The evidence above confirms God’s promise in the Quran:

“Verily, We have revealed the Reminder, and verily We shall preserve it.” (Quran 15:9)

The Quran has been preserved in both oral and written form in a way no other book has, and with each form providing a check and balance for the authenticity of the other.



Footnotes:

[1] Jalal al-Din Suyuti, Al-Itqan fee ‘Uloom al-Quran, Beirut: Maktab al-Thiqaafiyya, 1973, Vol.1, p.41 & 99.

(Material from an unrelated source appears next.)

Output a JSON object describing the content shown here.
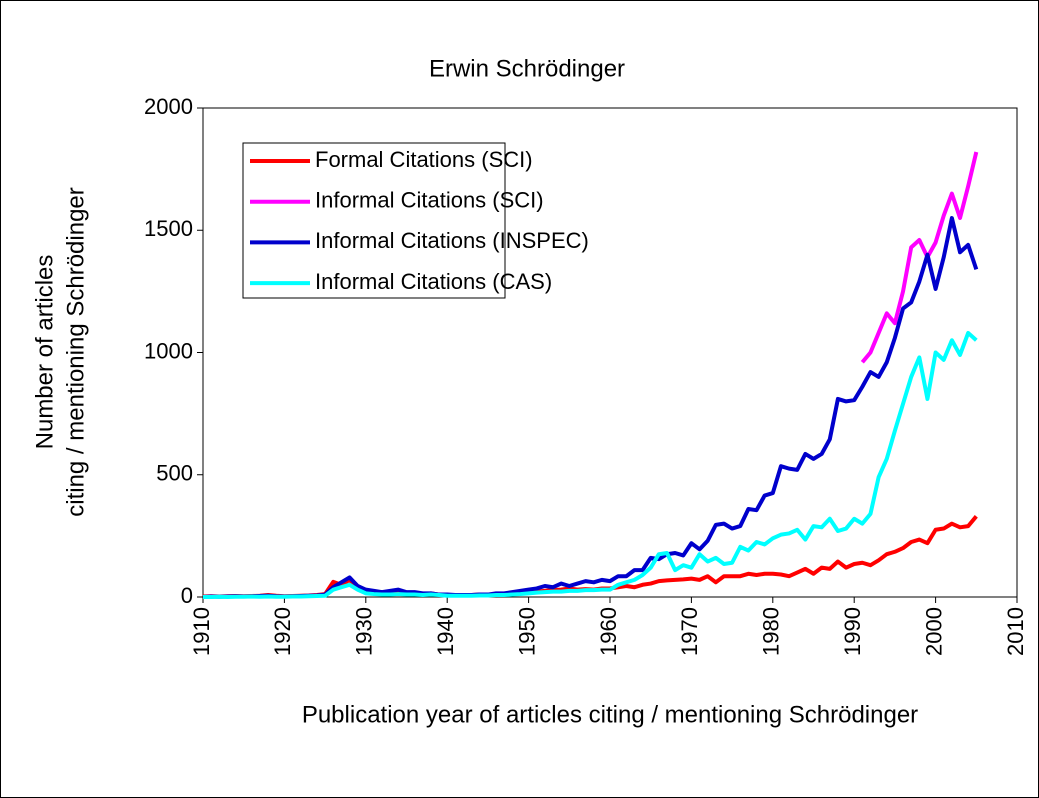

[2] Ibn Hajar al-’Asqalani, Al-Isabah fee Taymeez as-Sahabah, Beirut: Dar al-Fikr, 1978; Bayard Dodge, The Fihrist of al-Nadeem: A Tenth Century Survey of Muslim Culture, NY: Columbia University Press, 1970, p.53-63. Muhammad M. Azami, in Kuttab al-Nabi, Beirut: Al-Maktab al-Islami, 1974, in fact mentions 48 persons who used to write for the Prophet (p).

[3] Al-Harith al-Muhasabi, Kitab Fahm al-Sunan, cited in Suyuti, Al-Itqan fi ‘Uloom al-Quran, Vol.1, p.58.

[4] Saheeh Al-Bukhari Vol.6, Hadith Nos.201 & 509; Vol.9, Hadith No.301.

[5] Ibn Hajar al-’Asqalani, Fath al-Bari, Vol.9, p.10-11.

[6] Saheeh Al-Bukhari, Vol.6, Hadith No.201.

[7] Saheeh Al-Bukhari Vol.4, Hadith No.709; Vol.6, Hadith No.507

[8] John Burton, The Collection of the Quran, Cambridge: Cambridge University Press, 1977, p.239-40.

[9] Kenneth Cragg, The Mind of the Quran, London: George Allen & Unwin, 1973, p.26.

[10] Schwally, Geschichte des Qorans, Leipzig: Dieterich’sche Verlagsbuchhandlung,1909-38, Vol.2, p.120.

[11] Yusuf Ibrahim al-Nur, Ma’ al-Masaahif, Dubai: Dar al-Manar, 1st ed., 1993, p.117; Isma’il Makhdum, Tarikh al-Mushaf al-Uthmani fi Tashqand, Tashkent: Al-Idara al-Diniya, 1971, p.22ff.

[12] (http://www.unesco.org.)

I. Mendelsohn, “The Columbia University Copy Of The Samarqand Kufic Quran”, The Moslem World, 1940, p. 357-358.

A. Jeffery & I. Mendelsohn, “The Orthography Of The Samarqand Quran Codex”, Journal Of The American Oriental Society, 1942, Volume 62, pp. 175-195.

[13] The Muslim World, 1940, Vol.30, p.357-358

[14] Yusuf Ibrahim al-Nur, Ma’ al-Masaahif, Dubai: Dar al-Manar, 1st ed., 1993, p.113

[15] Bilal Philips, Usool at-Tafseer, Sharjah: Dar al-Fatah, 1997, p.157

[16] Mohammed Hamidullah, Muhammad Rasullullah, Lahore: Idara-e-Islamiat, n.d., p.179.

[17] Sir William Muir, Life of Mohamet, London, 1894, Vol.1, Introduction.